The Resounding Impact of Chuck Baxter

Chuck Baxter has a long history of inspiring thousands of outdoor nature enthusiasts including his students, scientists, even US! It was Chuck’s vision that motivated our production of the original PBS series, The Shape of Life. Before that, Chuck was one of the founders of the Monterey Bay Aquarium where his vision led to many of the exhibits. When you consider these outlets alone, it’s difficult to quantify how many lives Chuck has enriched through his appreciation of the natural world.

One Door Opens

One of Chuck’s first memories growing up in Santa Monica was of playing in a field where his cousin pointed out the silky trapdoor of a trapdoor spider. He lifted that door and he’s been opening doorways into the natural world ever since. Chuck was a child of the Great Depression where he learned how to find entertainment outside –gardening, foraging and fishing— which in turn helped to feed his family in difficult times.

As a teacher, Rachel Carson’s book, The Sense of Wonder, became a guide for Chuck. He knew from personal experience how essential it is for children to be in nature. It’s that sense of wonder at an early age that opens an individual up to endless exploration of the natural world.

In college Chuck learned to scuba dive where he saw a kelp forest for the first time; this changed the course of his studies from Engineering to Biology. A sense of wonder has driven Chuck’s long career as a naturalist and continues today at the age of 91.

Taking a Closer Look at the BIG PICTURE


When we asked Chuck the definition of a naturalist he said, “one who asks questions of 

nature and resolves them by any means necessary.” He views naturalists as essential in this time of monumental global change. Naturalists view changing patterns in nature that beg for explanation. The baseline knowledge of naturalists helps to inform many scientific disciplines about systems and function. “Observation is the key to natural history”, adds Chuck.

Working at Hopkins Marine Station for decades, Chuck observed the ecology of the Monterey Bay. In 1980 he began to see changes in the intertidal since he first began observations at the Marine Station. Going out to the intertidal early in the morning, Chuck saw the color of the intertidal algae as beautifully radiant. Then, over time, he noticed the rocky intertidal lost its radiance, turning a murky brown. At the same time, Chuck recorded an increase in some snail species. When he got two undergraduates to do a more in-depth study comparing changes in abundances from the 1930s, they found definite increase in the abundance of warm water species. This discovery was alarming as it reflected the first change in a community’s species composition correlated with climate change.
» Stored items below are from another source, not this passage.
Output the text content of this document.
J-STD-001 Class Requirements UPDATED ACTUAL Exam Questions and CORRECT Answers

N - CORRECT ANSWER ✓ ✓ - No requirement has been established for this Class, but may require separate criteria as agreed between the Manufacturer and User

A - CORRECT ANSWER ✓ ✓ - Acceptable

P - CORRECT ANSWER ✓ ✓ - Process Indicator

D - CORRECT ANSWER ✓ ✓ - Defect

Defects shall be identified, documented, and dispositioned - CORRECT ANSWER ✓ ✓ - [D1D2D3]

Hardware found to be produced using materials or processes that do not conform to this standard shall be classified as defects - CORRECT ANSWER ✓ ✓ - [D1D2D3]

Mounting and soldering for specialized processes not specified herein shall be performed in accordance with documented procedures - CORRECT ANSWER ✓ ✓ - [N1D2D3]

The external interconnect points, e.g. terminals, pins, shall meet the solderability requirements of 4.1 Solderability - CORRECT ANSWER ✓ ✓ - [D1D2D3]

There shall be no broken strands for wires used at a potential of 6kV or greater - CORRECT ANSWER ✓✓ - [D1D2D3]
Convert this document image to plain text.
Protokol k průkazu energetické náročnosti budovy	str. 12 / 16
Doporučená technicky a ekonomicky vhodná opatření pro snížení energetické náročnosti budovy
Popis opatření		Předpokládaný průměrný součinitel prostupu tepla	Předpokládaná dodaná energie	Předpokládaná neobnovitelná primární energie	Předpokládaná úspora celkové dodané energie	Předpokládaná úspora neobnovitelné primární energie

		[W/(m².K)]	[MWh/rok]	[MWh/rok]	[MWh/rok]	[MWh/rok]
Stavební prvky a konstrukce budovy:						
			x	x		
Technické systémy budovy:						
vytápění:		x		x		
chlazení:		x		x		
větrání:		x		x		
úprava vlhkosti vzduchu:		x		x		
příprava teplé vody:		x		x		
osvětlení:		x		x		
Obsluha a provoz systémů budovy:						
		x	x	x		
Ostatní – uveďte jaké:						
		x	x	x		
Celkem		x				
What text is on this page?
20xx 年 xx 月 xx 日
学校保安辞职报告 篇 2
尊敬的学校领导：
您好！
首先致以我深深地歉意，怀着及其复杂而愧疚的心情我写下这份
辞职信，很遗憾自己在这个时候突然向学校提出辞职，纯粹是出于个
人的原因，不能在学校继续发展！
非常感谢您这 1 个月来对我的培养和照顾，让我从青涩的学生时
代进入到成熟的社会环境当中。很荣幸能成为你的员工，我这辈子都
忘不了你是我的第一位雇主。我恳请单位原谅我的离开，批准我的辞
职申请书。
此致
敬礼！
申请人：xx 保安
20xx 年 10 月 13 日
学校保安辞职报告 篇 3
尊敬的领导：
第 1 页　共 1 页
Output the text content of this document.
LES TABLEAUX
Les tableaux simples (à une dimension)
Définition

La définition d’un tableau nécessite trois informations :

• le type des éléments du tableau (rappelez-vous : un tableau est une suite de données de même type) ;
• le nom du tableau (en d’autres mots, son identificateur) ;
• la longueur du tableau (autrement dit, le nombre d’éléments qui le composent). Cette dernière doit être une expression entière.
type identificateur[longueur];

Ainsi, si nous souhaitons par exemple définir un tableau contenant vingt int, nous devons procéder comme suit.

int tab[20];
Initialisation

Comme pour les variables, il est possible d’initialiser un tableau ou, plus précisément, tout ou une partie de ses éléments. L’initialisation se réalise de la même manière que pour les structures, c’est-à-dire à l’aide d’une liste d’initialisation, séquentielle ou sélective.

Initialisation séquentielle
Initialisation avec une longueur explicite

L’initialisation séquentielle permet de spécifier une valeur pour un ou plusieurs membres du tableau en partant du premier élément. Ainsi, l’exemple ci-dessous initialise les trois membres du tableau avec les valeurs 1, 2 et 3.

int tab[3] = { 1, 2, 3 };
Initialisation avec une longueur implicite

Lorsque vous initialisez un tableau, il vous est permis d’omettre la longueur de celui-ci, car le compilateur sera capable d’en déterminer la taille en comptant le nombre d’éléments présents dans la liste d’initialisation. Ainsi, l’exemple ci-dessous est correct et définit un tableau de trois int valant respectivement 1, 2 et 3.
In 2000 The Western Society of Naturalists named Chuck Naturalist of the Year where he was declared an “unsung hero who defines our future by inspiring young people with the wonders and sheer joy of natural history.”  

The Path to Environmentalism


Chuck is concerned that natural history is no longer being taught in schools. He would like to see more classes with field experiences, which is one of the most productive and exciting ways of teaching. Studying nature can inspire a sense of wonder and surprise; but more importantly it can be motivational, encouraging curiosity, openness to questions and new experiences. Studies show that children exposed to nature before ages 10-11 are far more likely to be responsive to environmental problems than those not. (Citation: Wells, Nancy M. and Kristi S. Lekies. (2006). “Nature and the Life Course: Pathways from Childhood Nature Experiences to Adult Environmentalism.” Children, Youth and Environments).

Chuck’s endless wonder of the natural world continues to motivate us in providing more and more information and resources to students. Our appreciation for Chuck is as immeasurable as his positive influence on thousands and thousands of students who explore the natural world.